Researchers have demonstrated an association between consuming more whole grains and improved measures of risk factors for CVD.
In the research, which appears in the Journal of Nutrition, the researchers also found an association between eating more refined grains and worse measures of some of these risk factors.
The findings provide further evidence that increased consumption of whole grains has health benefits.
According to the World Health Organization (WHO), CVDs “are the leading cause of death globally.” In 2019, almost 18 million people died due to CVDs — the vast majority by either stroke or heart attack.
The Centers for Disease Control and Prevention (CDC) note that in the United States, a person dies from CVD every 36 seconds, accounting for 1 death in every 4.
To prevent CVD, the CDC advises that a person avoids smoking, avoids overweight and obesity, and stays physically active. The CDC also suggests a person should eat as healthy a diet as possible.
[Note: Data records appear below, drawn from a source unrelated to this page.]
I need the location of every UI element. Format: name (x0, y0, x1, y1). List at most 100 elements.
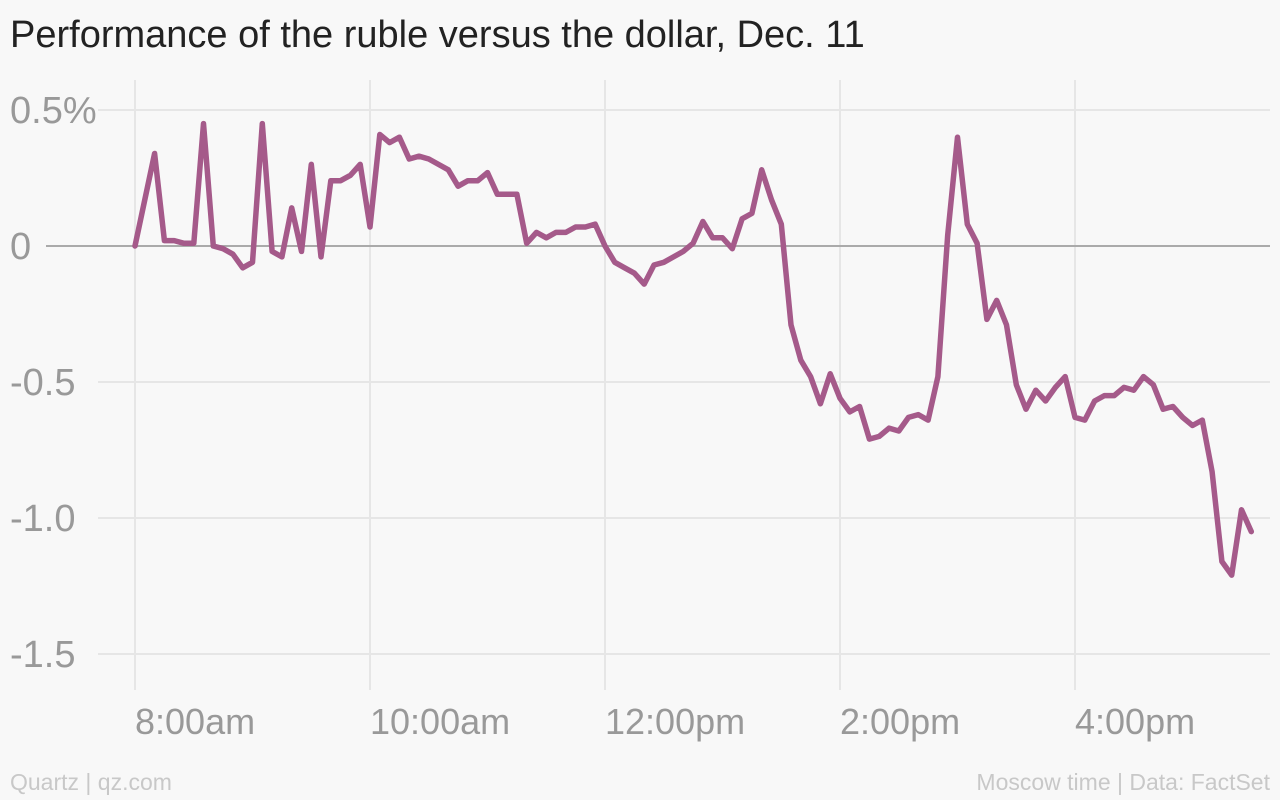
data-point (867, 436, 872, 442)
data-point (171, 238, 177, 244)
series (132, 120, 1255, 578)
data-point (1180, 415, 1186, 420)
chart-title: Performance of the ruble versus the doll… (10, 14, 865, 56)
data-point (445, 167, 451, 173)
data-source-note: Moscow time | Data: FactSet (976, 769, 1270, 795)
data-point (426, 156, 432, 162)
data-point (857, 404, 862, 409)
data-point (1209, 469, 1215, 475)
data-point (534, 230, 539, 235)
data-point (318, 254, 324, 260)
data-point (641, 281, 647, 287)
data-point (1092, 398, 1097, 404)
data-point (622, 265, 627, 271)
data-point (1043, 398, 1048, 404)
data-point (935, 374, 941, 379)
grid-lines (98, 80, 1270, 690)
data-point (250, 259, 255, 265)
data-point (504, 191, 510, 197)
data-point (1102, 393, 1107, 398)
data-point (1111, 393, 1117, 398)
x-tick-label: 2:00pm (840, 701, 960, 742)
data-point (1072, 415, 1078, 420)
y-tick-label: -1.5 (10, 634, 75, 676)
data-point (700, 219, 706, 224)
data-point (465, 178, 471, 184)
data-point (798, 357, 804, 363)
data-point (406, 156, 412, 162)
x-tick-label: 4:00pm (1075, 701, 1195, 742)
data-point (181, 240, 187, 246)
data-point (769, 197, 774, 203)
data-point (651, 262, 657, 268)
data-point (964, 221, 970, 227)
data-point (455, 183, 461, 189)
data-point (514, 191, 520, 197)
data-point (328, 178, 334, 184)
tick-labels: 0.5% 0 -0.5 -1.0 -1.5 8:00am 10:00am 12:00pm 2:0… (10, 90, 1195, 742)
data-point (348, 172, 353, 178)
data-point (1062, 374, 1068, 379)
data-point (377, 132, 383, 137)
data-point (1199, 417, 1205, 423)
data-point (132, 243, 138, 249)
data-point (299, 249, 304, 254)
data-point (1150, 382, 1156, 388)
data-point (1219, 559, 1225, 564)
data-point (661, 259, 667, 265)
data-point (847, 409, 853, 415)
data-point (152, 151, 158, 156)
data-point (612, 259, 618, 265)
y-tick-label: 0 (10, 226, 31, 268)
data-point (671, 254, 676, 260)
data-point (896, 428, 902, 434)
data-point (1248, 529, 1254, 534)
data-point (1160, 406, 1166, 412)
data-point (1141, 374, 1146, 379)
data-point (201, 121, 206, 126)
data-point (915, 412, 921, 417)
data-point (690, 240, 696, 246)
x-tick-label: 8:00am (135, 701, 255, 742)
data-point (573, 224, 578, 230)
x-tick-label: 12:00pm (605, 701, 745, 742)
data-point (289, 205, 295, 211)
data-point (583, 224, 588, 230)
data-point (210, 243, 216, 249)
data-point (876, 434, 882, 439)
data-point (1004, 322, 1009, 328)
data-point (886, 425, 892, 431)
data-point (739, 216, 745, 222)
data-point (602, 243, 608, 249)
data-point (1053, 385, 1058, 390)
data-point (553, 230, 559, 235)
data-point (220, 246, 226, 252)
data-point (1190, 423, 1195, 428)
data-point (397, 134, 402, 140)
data-point (1170, 404, 1176, 409)
data-point (1023, 406, 1029, 412)
data-point (475, 178, 481, 184)
data-point (357, 162, 363, 167)
data-point (592, 221, 598, 227)
data-point (680, 249, 686, 254)
y-tick-label: -0.5 (10, 362, 75, 404)
data-point (269, 249, 275, 254)
data-point (524, 240, 530, 246)
data-point (632, 270, 637, 276)
data-point (494, 191, 500, 197)
data-point (1239, 507, 1244, 513)
data-point (436, 162, 441, 167)
data-point (749, 211, 755, 216)
data-point (827, 371, 833, 377)
series-line (132, 120, 1255, 578)
data-point (808, 374, 813, 379)
data-point (984, 317, 990, 322)
data-point (1229, 572, 1235, 578)
data-point (543, 235, 549, 241)
data-point (906, 415, 911, 420)
data-point (1082, 417, 1088, 423)
data-point (338, 178, 343, 184)
data-point (818, 401, 823, 407)
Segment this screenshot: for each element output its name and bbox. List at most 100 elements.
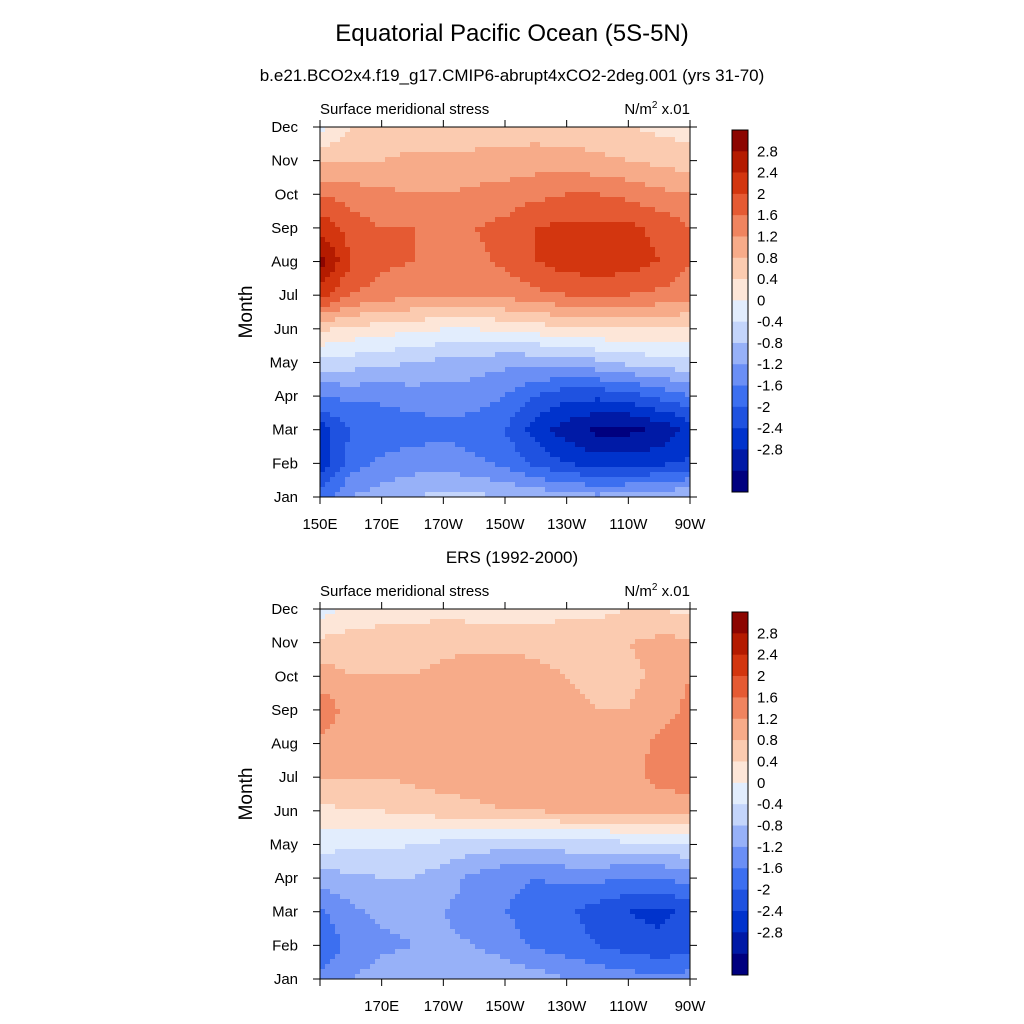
contour-cell bbox=[520, 382, 526, 388]
contour-cell bbox=[595, 182, 601, 188]
contour-cell bbox=[650, 132, 656, 138]
contour-cell bbox=[535, 447, 541, 453]
contour-cell bbox=[445, 382, 451, 388]
contour-cell bbox=[635, 412, 641, 418]
contour-cell bbox=[580, 332, 586, 338]
contour-cell bbox=[560, 252, 566, 258]
contour-cell bbox=[685, 332, 691, 338]
contour-cell bbox=[650, 137, 656, 143]
contour-cell bbox=[420, 242, 426, 248]
contour-cell bbox=[340, 292, 346, 298]
contour-cell bbox=[680, 287, 686, 293]
contour-cell bbox=[610, 162, 616, 168]
contour-cell bbox=[350, 227, 356, 233]
contour-cell bbox=[395, 292, 401, 298]
contour-cell bbox=[625, 297, 631, 303]
contour-cell bbox=[395, 422, 401, 428]
contour-cell bbox=[415, 142, 421, 148]
contour-cell bbox=[340, 152, 346, 158]
contour-cell bbox=[565, 172, 571, 178]
contour-cell bbox=[495, 127, 501, 133]
contour-cell bbox=[640, 207, 646, 213]
contour-cell bbox=[500, 432, 506, 438]
contour-cell bbox=[540, 187, 546, 193]
contour-cell bbox=[330, 137, 336, 143]
contour-cell bbox=[490, 127, 496, 133]
contour-cell bbox=[395, 312, 401, 318]
contour-cell bbox=[565, 137, 571, 143]
contour-cell bbox=[380, 332, 386, 338]
contour-cell bbox=[625, 402, 631, 408]
contour-cell bbox=[320, 282, 326, 288]
contour-cell bbox=[325, 432, 331, 438]
contour-cell bbox=[525, 332, 531, 338]
contour-cell bbox=[650, 207, 656, 213]
contour-cell bbox=[540, 452, 546, 458]
contour-cell bbox=[380, 232, 386, 238]
contour-cell bbox=[595, 172, 601, 178]
contour-cell bbox=[655, 187, 661, 193]
contour-cell bbox=[415, 157, 421, 163]
contour-cell bbox=[525, 282, 531, 288]
contour-cell bbox=[500, 422, 506, 428]
contour-cell bbox=[575, 217, 581, 223]
contour-cell bbox=[520, 442, 526, 448]
contour-cell bbox=[630, 337, 636, 343]
contour-cell bbox=[645, 372, 651, 378]
contour-cell bbox=[355, 237, 361, 243]
contour-cell bbox=[385, 462, 391, 468]
contour-cell bbox=[660, 227, 666, 233]
contour-cell bbox=[590, 342, 596, 348]
contour-cell bbox=[555, 312, 561, 318]
contour-cell bbox=[460, 147, 466, 153]
contour-cell bbox=[620, 282, 626, 288]
contour-cell bbox=[525, 187, 531, 193]
contour-cell bbox=[560, 182, 566, 188]
contour-cell bbox=[585, 352, 591, 358]
contour-cell bbox=[345, 192, 351, 198]
contour-cell bbox=[325, 452, 331, 458]
contour-cell bbox=[430, 452, 436, 458]
contour-cell bbox=[425, 257, 431, 263]
contour-cell bbox=[360, 172, 366, 178]
contour-cell bbox=[320, 427, 326, 433]
contour-cell bbox=[355, 437, 361, 443]
contour-cell bbox=[340, 302, 346, 308]
contour-cell bbox=[320, 192, 326, 198]
contour-cell bbox=[630, 242, 636, 248]
contour-cell bbox=[630, 447, 636, 453]
contour-cell bbox=[380, 397, 386, 403]
contour-cell bbox=[600, 392, 606, 398]
contour-cell bbox=[625, 207, 631, 213]
contour-cell bbox=[430, 417, 436, 423]
contour-cell bbox=[570, 392, 576, 398]
contour-cell bbox=[400, 447, 406, 453]
contour-cell bbox=[660, 202, 666, 208]
contour-cell bbox=[550, 297, 556, 303]
contour-cell bbox=[600, 202, 606, 208]
contour-cell bbox=[590, 212, 596, 218]
contour-cell bbox=[335, 437, 341, 443]
contour-cell bbox=[665, 317, 671, 323]
contour-cell bbox=[625, 317, 631, 323]
contour-cell bbox=[325, 377, 331, 383]
contour-cell bbox=[550, 242, 556, 248]
contour-cell bbox=[340, 337, 346, 343]
contour-cell bbox=[375, 192, 381, 198]
contour-cell bbox=[455, 392, 461, 398]
contour-cell bbox=[455, 222, 461, 228]
contour-cell bbox=[510, 237, 516, 243]
contour-cell bbox=[375, 342, 381, 348]
contour-cell bbox=[545, 337, 551, 343]
contour-cell bbox=[375, 387, 381, 393]
contour-cell bbox=[355, 147, 361, 153]
contour-cell bbox=[365, 397, 371, 403]
contour-cell bbox=[520, 127, 526, 133]
contour-cell bbox=[605, 347, 611, 353]
contour-cell bbox=[570, 322, 576, 328]
contour-cell bbox=[640, 427, 646, 433]
contour-cell bbox=[510, 272, 516, 278]
contour-cell bbox=[395, 157, 401, 163]
contour-cell bbox=[645, 197, 651, 203]
contour-cell bbox=[645, 277, 651, 283]
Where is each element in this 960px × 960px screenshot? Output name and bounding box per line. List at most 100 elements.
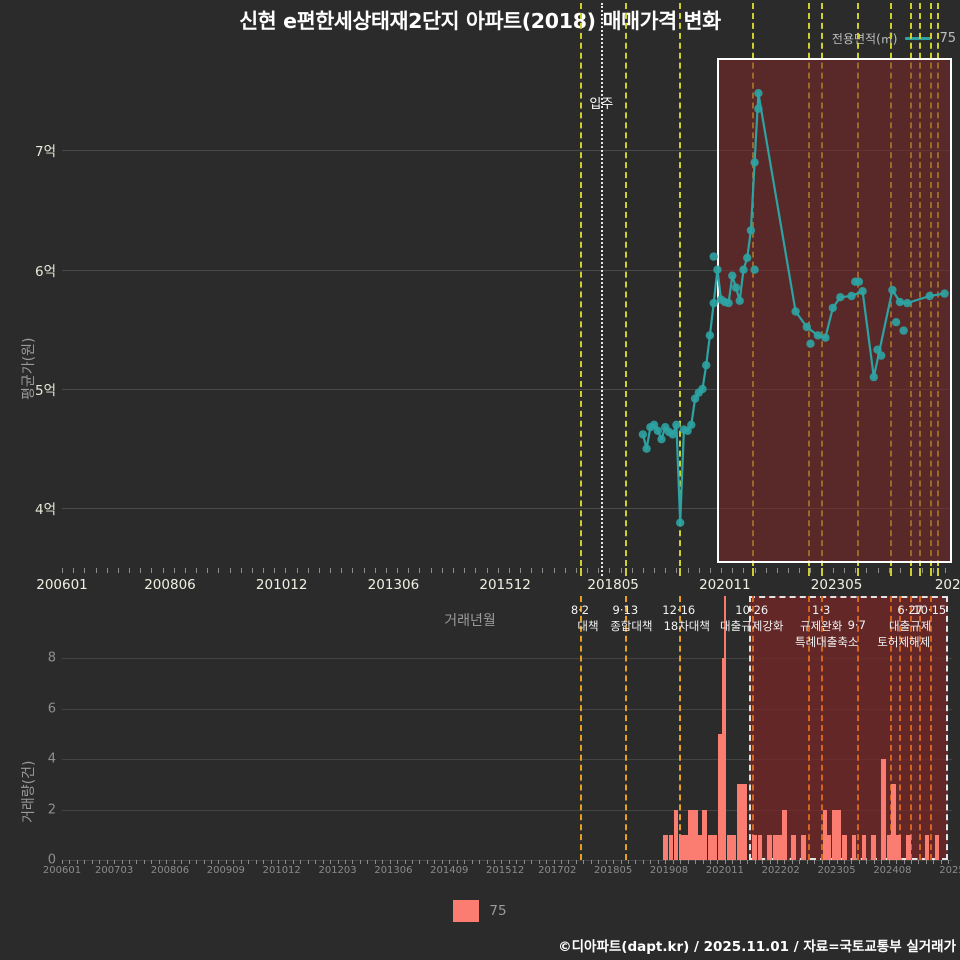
price-data-point: [903, 298, 912, 308]
minor-tick: [240, 568, 242, 573]
gridline: [62, 759, 952, 760]
minor-tick: [434, 860, 436, 864]
volume-bar: [836, 809, 842, 860]
minor-tick: [255, 860, 257, 864]
price-data-point: [813, 331, 823, 340]
legend-bottom-value: 75: [489, 903, 507, 919]
gridline: [62, 269, 952, 271]
minor-tick: [84, 568, 86, 573]
minor-tick: [382, 860, 384, 864]
price-data-point: [877, 351, 886, 360]
price-xtick-label: 200601: [36, 577, 88, 593]
minor-tick: [814, 860, 816, 864]
minor-tick: [341, 568, 343, 573]
minor-tick: [687, 860, 689, 864]
price-data-point: [746, 226, 756, 235]
price-data-point: [672, 420, 681, 429]
minor-tick: [702, 860, 704, 864]
price-xtick-label: 201512: [479, 577, 531, 593]
volume-bar: [742, 784, 747, 860]
minor-tick: [359, 860, 361, 864]
minor-tick: [449, 860, 451, 864]
policy-date-label: 1·3: [812, 603, 831, 617]
minor-tick: [873, 860, 875, 864]
minor-tick: [553, 860, 555, 864]
minor-tick: [609, 568, 611, 573]
price-data-point: [828, 303, 837, 313]
minor-tick: [408, 568, 410, 573]
volume-bar: [717, 733, 722, 860]
volume-bar: [663, 834, 668, 860]
volume-bar: [688, 809, 693, 860]
price-data-point: [653, 426, 662, 435]
minor-tick: [367, 860, 369, 864]
minor-tick: [441, 860, 443, 864]
minor-tick: [575, 860, 577, 864]
minor-tick: [672, 860, 674, 864]
minor-tick: [270, 860, 272, 864]
volume-bar: [702, 809, 707, 860]
policy-vline: [889, 596, 892, 860]
minor-tick: [940, 860, 942, 864]
minor-tick: [296, 568, 298, 573]
price-data-point: [869, 372, 878, 382]
policy-vline: [579, 3, 582, 576]
minor-tick: [821, 860, 823, 864]
policy-tick: [936, 568, 939, 575]
price-data-point: [709, 298, 718, 308]
price-data-point: [731, 283, 741, 292]
policy-tick: [807, 568, 810, 575]
policy-date-label: 8·2: [570, 603, 590, 617]
minor-tick: [497, 568, 499, 573]
minor-tick: [844, 860, 845, 864]
price-yaxis-title: 평균가(원): [21, 337, 37, 400]
price-chart-panel: 4억 5억 6억 7억 200601 200806 201012 201306 201512 2…: [0, 3, 960, 635]
minor-tick: [453, 568, 454, 573]
price-data-point: [702, 361, 711, 370]
minor-tick: [196, 568, 198, 573]
minor-tick: [605, 860, 607, 864]
price-data-point: [899, 326, 908, 335]
minor-tick: [754, 860, 756, 864]
price-ytick-label: 4억: [34, 502, 56, 519]
minor-tick: [754, 568, 756, 573]
minor-tick: [277, 860, 279, 864]
minor-tick: [832, 568, 834, 573]
minor-tick: [322, 860, 324, 864]
minor-tick: [136, 860, 138, 864]
policy-vline: [625, 596, 628, 860]
minor-tick: [374, 568, 376, 573]
policy-date-label: 10·15: [913, 603, 947, 617]
minor-tick: [743, 568, 745, 573]
minor-tick: [836, 860, 838, 864]
volume-bar: [673, 809, 679, 860]
minor-tick: [866, 568, 868, 573]
minor-tick: [315, 860, 317, 864]
price-data-point: [754, 104, 763, 113]
minor-tick: [709, 860, 711, 864]
minor-tick: [210, 860, 212, 864]
minor-tick: [516, 860, 518, 864]
minor-tick: [538, 860, 540, 864]
price-data-point: [836, 293, 845, 302]
price-data-point: [709, 252, 718, 261]
minor-tick: [769, 860, 771, 864]
policy-vline: [821, 596, 824, 860]
legend-bottom: 75: [0, 900, 960, 922]
minor-tick: [318, 568, 320, 573]
minor-tick: [374, 860, 376, 864]
volume-xtick-label: 201908: [649, 865, 689, 876]
volume-ytick-label: 4: [47, 751, 56, 767]
minor-tick: [575, 568, 577, 573]
minor-tick: [568, 860, 570, 864]
policy-date-label: 12·16: [662, 603, 696, 617]
minor-tick: [687, 568, 689, 573]
price-ytick-label: 5억: [34, 383, 56, 400]
minor-tick: [129, 860, 131, 864]
minor-tick: [62, 568, 63, 573]
price-data-point: [821, 333, 830, 342]
volume-bar: [752, 834, 757, 860]
volume-bar: [861, 834, 867, 860]
minor-tick: [855, 568, 857, 573]
gridline: [62, 708, 952, 710]
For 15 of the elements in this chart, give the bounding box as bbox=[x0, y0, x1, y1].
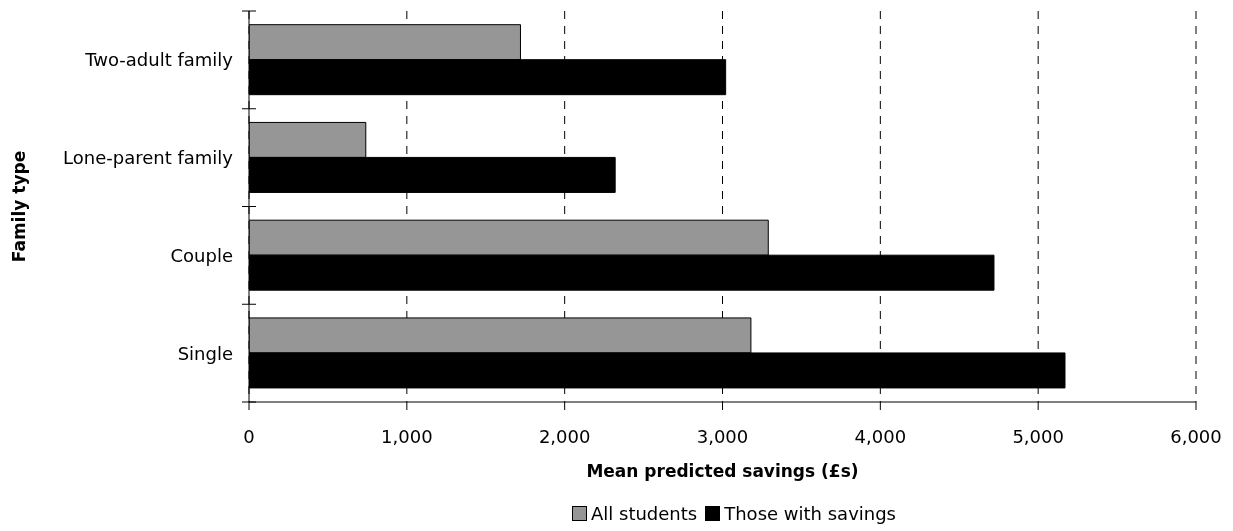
x-tick-label: 4,000 bbox=[854, 425, 907, 447]
x-tick-label: 6,000 bbox=[1170, 425, 1222, 447]
x-tick-label: 1,000 bbox=[381, 425, 433, 447]
legend-label: All students bbox=[590, 503, 698, 524]
y-tick-label: Lone-parent family bbox=[63, 147, 234, 169]
x-tick-label: 2,000 bbox=[538, 425, 591, 447]
x-axis-title: Mean predicted savings (£s) bbox=[586, 461, 859, 481]
y-axis-title: Family type bbox=[9, 150, 29, 263]
y-tick-label: Two-adult family bbox=[84, 49, 234, 71]
legend-label: Those with savings bbox=[724, 503, 896, 524]
x-tick-label: 5,000 bbox=[1012, 425, 1064, 447]
x-tick-label: 3,000 bbox=[696, 425, 749, 447]
y-tick-label: Couple bbox=[170, 244, 233, 266]
y-tick-label: Single bbox=[177, 342, 233, 364]
x-tick-label: 0 bbox=[243, 425, 255, 447]
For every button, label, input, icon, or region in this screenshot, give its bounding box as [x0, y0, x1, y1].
A 2015 review indicated that eating a healthier diet — including more fruit, vegetables, whole grains, legumes, fish, vegetable oil, and poultry — could reduce a person’s risk of CVD by a third.
More specifically, researchers have found significant evidence for the beneficial effects of eating more whole grains. This reduces the risk of CVD and death due to cancer, respiratory disease, infectious disease, and all-cause mortality.
However, there has been less research looking at the relationship between whole grain consumption and the early warning signs of CVD.
These early signs include a person’s waist circumference, blood pressure, levels of fasting plasma high-density lipoprotein (HDL), or “good” cholesterol, plasma triglyceride, and blood glucose.